Reactome data is already pretty well organized - what do you mean by
domains? We do already have ranking heuristics, see below for more details.
>
> 2) Script to index domains for the Lucene search engine.
>
> 3) Search script which incorporates the domain of the search hit into
> its ranking algorithm.
>
> 4) Client-side script to display results (optional).
That seems like a reasonable breakdown of what we want.

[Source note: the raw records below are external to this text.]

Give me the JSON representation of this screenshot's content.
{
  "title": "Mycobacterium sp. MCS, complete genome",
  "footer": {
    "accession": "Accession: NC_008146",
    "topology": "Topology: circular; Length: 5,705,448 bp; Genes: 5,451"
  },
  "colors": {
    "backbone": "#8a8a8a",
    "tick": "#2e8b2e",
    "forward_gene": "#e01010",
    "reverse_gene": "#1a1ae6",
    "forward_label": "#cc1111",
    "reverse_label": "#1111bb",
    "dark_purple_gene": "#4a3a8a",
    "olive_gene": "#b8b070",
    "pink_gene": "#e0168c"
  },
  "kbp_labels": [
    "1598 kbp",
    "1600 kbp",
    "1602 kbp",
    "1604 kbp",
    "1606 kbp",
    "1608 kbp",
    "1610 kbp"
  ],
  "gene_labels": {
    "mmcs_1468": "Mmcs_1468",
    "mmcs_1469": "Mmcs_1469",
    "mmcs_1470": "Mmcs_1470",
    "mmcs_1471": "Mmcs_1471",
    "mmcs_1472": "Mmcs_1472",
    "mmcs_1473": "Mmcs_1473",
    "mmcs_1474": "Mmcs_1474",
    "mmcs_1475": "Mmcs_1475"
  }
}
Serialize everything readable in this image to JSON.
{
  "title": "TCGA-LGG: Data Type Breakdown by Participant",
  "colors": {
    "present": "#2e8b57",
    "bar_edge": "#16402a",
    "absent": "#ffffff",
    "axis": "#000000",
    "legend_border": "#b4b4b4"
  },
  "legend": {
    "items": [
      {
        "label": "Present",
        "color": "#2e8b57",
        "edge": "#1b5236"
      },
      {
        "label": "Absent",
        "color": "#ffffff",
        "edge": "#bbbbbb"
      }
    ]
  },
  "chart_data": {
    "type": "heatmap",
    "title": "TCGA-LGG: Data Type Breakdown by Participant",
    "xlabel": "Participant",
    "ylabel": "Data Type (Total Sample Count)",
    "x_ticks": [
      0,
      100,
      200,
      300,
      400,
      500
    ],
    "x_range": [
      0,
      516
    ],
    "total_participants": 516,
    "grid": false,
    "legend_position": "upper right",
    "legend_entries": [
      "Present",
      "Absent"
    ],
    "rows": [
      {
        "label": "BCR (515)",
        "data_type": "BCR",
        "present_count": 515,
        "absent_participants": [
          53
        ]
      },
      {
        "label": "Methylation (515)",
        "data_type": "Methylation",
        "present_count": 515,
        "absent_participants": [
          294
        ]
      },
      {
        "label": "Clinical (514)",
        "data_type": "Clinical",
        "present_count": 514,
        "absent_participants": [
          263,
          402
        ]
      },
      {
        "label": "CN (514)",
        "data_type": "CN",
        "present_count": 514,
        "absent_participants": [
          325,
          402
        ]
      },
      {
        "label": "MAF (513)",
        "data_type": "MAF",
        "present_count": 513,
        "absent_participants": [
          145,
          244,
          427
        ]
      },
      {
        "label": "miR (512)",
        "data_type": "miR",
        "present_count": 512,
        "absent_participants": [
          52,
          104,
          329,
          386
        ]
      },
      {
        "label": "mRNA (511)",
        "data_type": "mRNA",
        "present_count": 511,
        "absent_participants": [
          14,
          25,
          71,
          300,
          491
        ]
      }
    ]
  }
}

We would like to use a Lucene-based search platform called EBeye to
search our database. It is currently being used for the databases at
the European Bioinformatics Institute (EBI), but it does a very bad job
with Reactome data, because it is not using any domain-specific
heuristics for sorting results.
You can try EBeye on this page:
http://www.ebi.ac.uk/s4/
There is more detail about EBeye here:
http://www.ebi.ac.uk/ebisearch/documentation.ebi
A full research paper can be found here:
http://bib.oxfordjournals.org/content/early/2010/02/11/bib.bbp065.full
You can download the Reactome source code bundle from:
http://www.reactome.org/download/current/GKB.tar.gz
You will find our current sorting heuristics under:
GKB/modules/GKB/SearchUtils/ResultsRanker.pm
As you will see, these are hard-coded in Perl, and we would like to
migrate from Perl to a pure Java environment.
As you already noted, the client side of things is optional. It's a
nice to have feature, if there is time. We are using the Google Web
Toolkit (GWT) to build our web pages, and this is also what we would use
for the client.
I hope this gives you something to get started on, please let me know if
you have any questions.
>
> I am excited to work on this project. Thank you for reading this email.
>
Thanks for your interest in the search project!
Cheers,
David Croft.